Cross polarization (CP) 13C nuclear magnetic resonance (13C-NMR) experiments were performed with a magic-angle spinning (MAS) probe 1 H/X at 14000 kHz in a BRUCKER AVANCE 3 500 MHz (IMPC, Paris) operating at 125.77 MHz. Samples were sealed in a 4.0 mm zircon rotor. Chemical shifts were calibrated using the carboxyl signal of adamantane (38.52 ppm). The 13C Cross-Polarization spectra were acquired with a ramp-CP contact time of 1 ms and a 1.5 s of recycle delay.

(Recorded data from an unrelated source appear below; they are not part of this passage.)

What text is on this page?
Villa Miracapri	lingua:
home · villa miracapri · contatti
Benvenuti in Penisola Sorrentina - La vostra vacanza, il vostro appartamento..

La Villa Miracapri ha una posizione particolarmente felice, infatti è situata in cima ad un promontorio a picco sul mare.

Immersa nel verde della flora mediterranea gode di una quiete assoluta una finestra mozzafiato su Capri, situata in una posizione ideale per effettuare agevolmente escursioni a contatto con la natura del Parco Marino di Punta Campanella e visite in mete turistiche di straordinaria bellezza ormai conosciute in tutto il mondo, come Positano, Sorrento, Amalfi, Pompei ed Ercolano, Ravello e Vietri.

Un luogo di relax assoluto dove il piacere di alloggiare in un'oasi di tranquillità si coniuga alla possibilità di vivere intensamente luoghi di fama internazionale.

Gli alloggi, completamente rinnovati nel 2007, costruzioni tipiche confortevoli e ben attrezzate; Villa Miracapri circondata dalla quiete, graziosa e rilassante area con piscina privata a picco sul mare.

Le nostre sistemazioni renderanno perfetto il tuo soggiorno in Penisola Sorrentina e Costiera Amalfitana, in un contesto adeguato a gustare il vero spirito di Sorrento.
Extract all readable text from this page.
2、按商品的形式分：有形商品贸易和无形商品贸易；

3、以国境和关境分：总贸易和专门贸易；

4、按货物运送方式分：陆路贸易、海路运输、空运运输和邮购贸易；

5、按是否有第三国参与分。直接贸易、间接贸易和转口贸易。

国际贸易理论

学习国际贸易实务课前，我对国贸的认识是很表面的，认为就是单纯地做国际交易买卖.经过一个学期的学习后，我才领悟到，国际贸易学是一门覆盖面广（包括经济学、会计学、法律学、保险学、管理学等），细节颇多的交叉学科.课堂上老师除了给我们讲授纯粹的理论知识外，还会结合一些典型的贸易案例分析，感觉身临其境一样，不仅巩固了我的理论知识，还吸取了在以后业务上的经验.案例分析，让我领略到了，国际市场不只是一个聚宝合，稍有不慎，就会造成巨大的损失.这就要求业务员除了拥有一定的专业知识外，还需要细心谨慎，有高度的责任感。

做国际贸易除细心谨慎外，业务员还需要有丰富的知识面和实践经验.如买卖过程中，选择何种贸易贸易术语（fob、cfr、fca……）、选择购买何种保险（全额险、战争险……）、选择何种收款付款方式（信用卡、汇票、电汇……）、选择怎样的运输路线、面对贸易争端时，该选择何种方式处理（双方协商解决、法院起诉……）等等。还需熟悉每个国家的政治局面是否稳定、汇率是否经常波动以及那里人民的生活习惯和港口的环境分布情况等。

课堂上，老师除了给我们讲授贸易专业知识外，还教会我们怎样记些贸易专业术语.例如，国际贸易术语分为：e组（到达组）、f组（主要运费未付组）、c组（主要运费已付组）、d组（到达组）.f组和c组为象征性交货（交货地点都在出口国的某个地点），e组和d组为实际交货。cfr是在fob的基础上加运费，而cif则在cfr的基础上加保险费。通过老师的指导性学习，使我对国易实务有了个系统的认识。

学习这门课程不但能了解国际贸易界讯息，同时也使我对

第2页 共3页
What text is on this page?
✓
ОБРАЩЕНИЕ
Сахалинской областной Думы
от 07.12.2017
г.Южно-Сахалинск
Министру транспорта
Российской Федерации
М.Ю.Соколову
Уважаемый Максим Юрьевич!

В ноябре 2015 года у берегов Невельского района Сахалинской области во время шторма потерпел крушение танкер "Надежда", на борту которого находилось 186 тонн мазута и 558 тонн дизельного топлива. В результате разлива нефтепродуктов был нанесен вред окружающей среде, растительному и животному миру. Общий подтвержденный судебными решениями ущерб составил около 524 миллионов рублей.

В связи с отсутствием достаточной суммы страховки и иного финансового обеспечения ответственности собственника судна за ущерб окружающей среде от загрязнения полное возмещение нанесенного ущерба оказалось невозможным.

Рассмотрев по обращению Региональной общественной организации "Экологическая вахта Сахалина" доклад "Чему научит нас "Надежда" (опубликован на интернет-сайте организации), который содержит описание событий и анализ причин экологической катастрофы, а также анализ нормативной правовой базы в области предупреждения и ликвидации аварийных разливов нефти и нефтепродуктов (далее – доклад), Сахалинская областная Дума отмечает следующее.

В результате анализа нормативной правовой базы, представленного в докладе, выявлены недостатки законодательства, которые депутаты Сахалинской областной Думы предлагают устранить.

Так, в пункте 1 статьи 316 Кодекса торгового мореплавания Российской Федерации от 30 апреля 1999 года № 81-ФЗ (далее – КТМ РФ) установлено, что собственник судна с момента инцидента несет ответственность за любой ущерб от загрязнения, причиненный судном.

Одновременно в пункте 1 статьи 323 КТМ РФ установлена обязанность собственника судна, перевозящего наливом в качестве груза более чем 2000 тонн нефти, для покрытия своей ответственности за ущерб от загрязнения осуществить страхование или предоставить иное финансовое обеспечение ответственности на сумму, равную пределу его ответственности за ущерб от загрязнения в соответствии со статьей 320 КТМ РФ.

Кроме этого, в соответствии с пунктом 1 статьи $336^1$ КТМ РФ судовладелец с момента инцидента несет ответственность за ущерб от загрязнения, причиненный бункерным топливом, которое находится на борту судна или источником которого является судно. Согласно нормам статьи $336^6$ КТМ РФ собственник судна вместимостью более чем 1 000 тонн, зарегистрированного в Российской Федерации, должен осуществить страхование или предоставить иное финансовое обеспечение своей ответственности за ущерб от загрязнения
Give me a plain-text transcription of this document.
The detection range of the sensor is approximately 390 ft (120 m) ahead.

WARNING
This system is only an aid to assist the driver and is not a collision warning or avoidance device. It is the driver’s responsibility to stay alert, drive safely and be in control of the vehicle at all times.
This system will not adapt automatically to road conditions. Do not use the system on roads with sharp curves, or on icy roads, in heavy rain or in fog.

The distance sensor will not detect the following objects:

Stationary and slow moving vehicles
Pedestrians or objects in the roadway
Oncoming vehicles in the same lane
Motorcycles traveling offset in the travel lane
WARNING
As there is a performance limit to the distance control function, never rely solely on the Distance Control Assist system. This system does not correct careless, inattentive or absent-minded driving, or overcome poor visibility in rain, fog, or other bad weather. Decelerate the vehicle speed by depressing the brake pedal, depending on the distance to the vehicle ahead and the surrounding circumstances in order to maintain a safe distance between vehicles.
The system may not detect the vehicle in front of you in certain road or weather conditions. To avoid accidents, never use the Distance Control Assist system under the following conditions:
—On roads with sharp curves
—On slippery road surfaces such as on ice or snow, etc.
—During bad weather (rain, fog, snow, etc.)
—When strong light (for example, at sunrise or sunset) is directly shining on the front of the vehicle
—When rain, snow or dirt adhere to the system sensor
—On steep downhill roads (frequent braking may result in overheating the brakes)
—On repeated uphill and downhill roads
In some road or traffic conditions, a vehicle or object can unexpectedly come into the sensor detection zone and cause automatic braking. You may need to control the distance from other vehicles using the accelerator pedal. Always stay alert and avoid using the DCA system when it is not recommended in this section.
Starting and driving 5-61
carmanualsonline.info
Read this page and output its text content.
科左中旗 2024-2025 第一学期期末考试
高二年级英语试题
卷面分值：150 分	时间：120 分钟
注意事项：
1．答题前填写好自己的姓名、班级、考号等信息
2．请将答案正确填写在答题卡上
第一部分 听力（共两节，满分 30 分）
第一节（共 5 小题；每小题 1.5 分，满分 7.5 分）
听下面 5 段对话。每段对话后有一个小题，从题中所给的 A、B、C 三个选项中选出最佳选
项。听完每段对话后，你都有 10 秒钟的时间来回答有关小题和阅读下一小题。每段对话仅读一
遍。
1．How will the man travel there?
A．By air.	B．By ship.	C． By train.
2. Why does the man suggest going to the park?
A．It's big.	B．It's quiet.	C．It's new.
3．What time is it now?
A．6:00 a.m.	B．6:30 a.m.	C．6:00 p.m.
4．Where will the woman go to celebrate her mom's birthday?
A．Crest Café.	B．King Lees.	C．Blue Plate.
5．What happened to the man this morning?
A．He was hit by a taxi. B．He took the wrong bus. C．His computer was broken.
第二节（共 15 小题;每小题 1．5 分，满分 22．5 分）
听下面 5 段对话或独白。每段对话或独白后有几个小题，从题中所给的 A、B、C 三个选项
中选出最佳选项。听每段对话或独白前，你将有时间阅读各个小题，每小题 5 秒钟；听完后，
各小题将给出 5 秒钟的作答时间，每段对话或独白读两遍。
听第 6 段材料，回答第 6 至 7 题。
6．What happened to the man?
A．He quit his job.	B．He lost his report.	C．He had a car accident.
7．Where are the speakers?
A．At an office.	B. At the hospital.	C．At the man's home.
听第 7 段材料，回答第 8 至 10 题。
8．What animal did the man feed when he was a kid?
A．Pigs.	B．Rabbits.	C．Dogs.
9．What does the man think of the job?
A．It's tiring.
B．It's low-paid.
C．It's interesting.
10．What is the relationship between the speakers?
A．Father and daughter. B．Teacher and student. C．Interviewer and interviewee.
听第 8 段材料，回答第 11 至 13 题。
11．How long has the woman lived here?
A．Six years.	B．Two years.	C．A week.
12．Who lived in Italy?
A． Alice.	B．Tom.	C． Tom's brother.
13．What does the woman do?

Sample preparation for TEM and STXM

Cryo-ultramicrotome sections were prepared for STXM and TEM characterization using the LEICA ultramicrotome available at UMET (Lille, France). Experimental residues were mixed with 0.1 ml of water-ethanol (50/50%Vol) before being frozen in liquid nitrogen at −160 °C. After cutting, the ultrathin slices of residues were deposited on holey carbon film TEM grids before being exposed to ambient temperature.

Transmission electron microscopy

Scanning transmission electron microscopy (STEM) and EDS mapping were performed using a THERMOFISHER TITAN THEMIS 300 microscope operated at 300 kV (CCM – Lille). Hyperspectral EDS data were obtained using the super-X detector system equipped with four windowless silicon drift detectors. These detectors have a high sensitivity for light elements and allow a high counting rate of the carbon, nitrogen and oxygen X-rays. The probe current was set at 600 pA with a dwell time at 10 µs per pixel. A key aspect of this work is the post-processing of the hyperspectral data, performed using the HYPERSPY python-based package38. The signal was first denoised using principal component analysis. Then, the EDS spectra at each pixel were fitted by a series of Gaussian functions and a physical model for background/bremsstrahlung. The integrated intensities of the Gaussian functions were used to quantify the compositions thanks to the Cliff-Lorimer method, using experimentally determined k-factors. Absorption correction was taken into account using an experimental thickness map obtained by integration of plasmon absorption bands in EELS. This step was mandatory to correct for the re-absorption within the sample of the carbon, nitrogen and oxygen X-rays. Finally, end-member phases (smectites, phosphates, amorphous silica, organic compounds) were identified and their spectra used as inputs for linear combination fitting (multiple linear least square fits). Pixels of similar composition were given the same colors scaled as a function of the proportion of each phase.

Scanning transmission X-ray microscopy

STXM/XANES investigations were conducted using the HERMES STXM beamline39,40 at the synchrotron SOLEIL (Gif-sur-Yvette, France). Carbon contamination on beamline optics is constantly removed thanks to a continuous flow of pure O2. The well-resolved 3p Rydberg peak of gaseous CO2 at 294.96 eV and the 1 s → π* photoabsorption resonance of gaseous N2 at 400.89 eV were used for energy calibration. Collecting image stacks at energy increments of 0.1 eV with a dwell time of ≤ 1 ms per pixel prevented irradiation damage41. The C- and N-XANES spectra shown here were normalized to the carbon and nitrogen quantities using QUANTORXS42. N/C values were estimated at +/− 0.0243 using QUANTORXS42.